Il processo di Venezia si concluse, com’era logico, con la piena assoluzione di Piccioni, Montagna e Polito. Ma il più appassionante romanzo giallo del secolo non poteva sgonfiarsi in un finale insulso e deludente. Lo Zio Giuseppe salvò il finale, assumendo il ruolo di indiziato permanente, in modo da lasciare uno spiraglio aperto a qualsiasi congettura. Ha dovuto fare l’identica via crucis già percorsa da Piccioni: i sospetti, le accuse non suffragate da prove, gli interrogatori, il carcere. Piccioni, almeno, ne è uscito completamente riabilitato da una inequivocabile sentenza: la situazione dello Zio Giuseppe è anche più ingrata.
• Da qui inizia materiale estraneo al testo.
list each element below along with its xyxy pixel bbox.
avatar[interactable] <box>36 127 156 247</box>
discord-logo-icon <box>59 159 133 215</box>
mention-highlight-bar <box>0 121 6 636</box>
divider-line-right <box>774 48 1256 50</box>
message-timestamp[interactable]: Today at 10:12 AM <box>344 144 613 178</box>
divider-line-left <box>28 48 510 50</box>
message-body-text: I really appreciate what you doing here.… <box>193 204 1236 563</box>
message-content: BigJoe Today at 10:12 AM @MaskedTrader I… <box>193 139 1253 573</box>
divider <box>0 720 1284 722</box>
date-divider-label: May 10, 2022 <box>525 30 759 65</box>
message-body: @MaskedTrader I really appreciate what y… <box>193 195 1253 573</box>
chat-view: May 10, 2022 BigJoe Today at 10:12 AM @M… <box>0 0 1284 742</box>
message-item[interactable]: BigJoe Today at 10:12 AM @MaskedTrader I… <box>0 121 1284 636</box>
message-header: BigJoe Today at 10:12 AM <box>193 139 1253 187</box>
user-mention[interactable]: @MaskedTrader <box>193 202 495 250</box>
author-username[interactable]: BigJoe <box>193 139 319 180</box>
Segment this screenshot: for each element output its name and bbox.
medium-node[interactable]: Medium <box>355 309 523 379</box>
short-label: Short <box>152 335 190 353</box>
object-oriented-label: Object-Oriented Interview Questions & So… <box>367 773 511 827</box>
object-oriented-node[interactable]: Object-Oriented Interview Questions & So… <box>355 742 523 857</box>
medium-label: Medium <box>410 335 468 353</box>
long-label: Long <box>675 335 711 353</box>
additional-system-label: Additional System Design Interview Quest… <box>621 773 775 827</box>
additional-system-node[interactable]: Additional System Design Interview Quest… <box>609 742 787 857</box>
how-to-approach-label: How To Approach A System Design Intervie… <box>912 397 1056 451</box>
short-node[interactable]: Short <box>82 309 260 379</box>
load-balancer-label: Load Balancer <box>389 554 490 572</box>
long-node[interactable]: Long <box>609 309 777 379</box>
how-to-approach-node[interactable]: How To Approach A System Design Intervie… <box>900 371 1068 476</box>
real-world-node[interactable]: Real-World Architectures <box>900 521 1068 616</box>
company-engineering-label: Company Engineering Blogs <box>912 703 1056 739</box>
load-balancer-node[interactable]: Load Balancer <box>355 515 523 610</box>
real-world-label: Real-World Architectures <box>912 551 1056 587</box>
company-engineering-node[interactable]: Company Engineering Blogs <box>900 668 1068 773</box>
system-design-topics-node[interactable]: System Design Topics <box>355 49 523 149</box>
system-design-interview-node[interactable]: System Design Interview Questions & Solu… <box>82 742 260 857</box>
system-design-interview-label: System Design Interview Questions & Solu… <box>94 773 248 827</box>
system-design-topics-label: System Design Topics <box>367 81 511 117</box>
I quattro della tipografia, subito dopo il processo di Venezia, denunciarono Giuseppe Montesi per calunnia (a causa della sua precedente querela per falsa testimonianza). Fu aperto un procedimento a suo carico: l’8 agosto 1957 lo Zio Giuseppe fu arrestato e rimase in carcere per tre mesi (trattamento di estremo rigore per un reato che non comporta quasi mai il carcere preventivo). Il 4 agosto 1959 fu rinviato a giudizio per calunnia unitamente a Rossana Spissu per falsa testimonianza. La sentenza di rinvio a giudizio riguardava esclusivamente il reato di calunnia, ma con una procedura singolarissima si è voluto lasciare su di lui l’ombra di un sospetto terribile.

I giudici del processo di Venezia sentenziarono che è impossibile dire con certezza se Wilma Montesi sia morta per disgrazia o in conseguenza di un fatto criminoso, ma nella sentenza che ha rinviato a giudizio Giuseppe è detto che se esistesse la prova che Wilma è morta in seguito a un fatto criminoso, il colpevole sarebbe inequivocabilmente lui soltanto.

Solo una circostanziata sentenza di assoluzione al processo in corso, dunque (ma è un processo per calunnia che può anche risolversi con una lieve condanna senza il minimo aggancio con la morte di Wilma) potrebbe rendere giustizia a Giuseppe Montesi, liberandolo da un sospetto che altrimenti gli peserà sul capo per tutta la vita.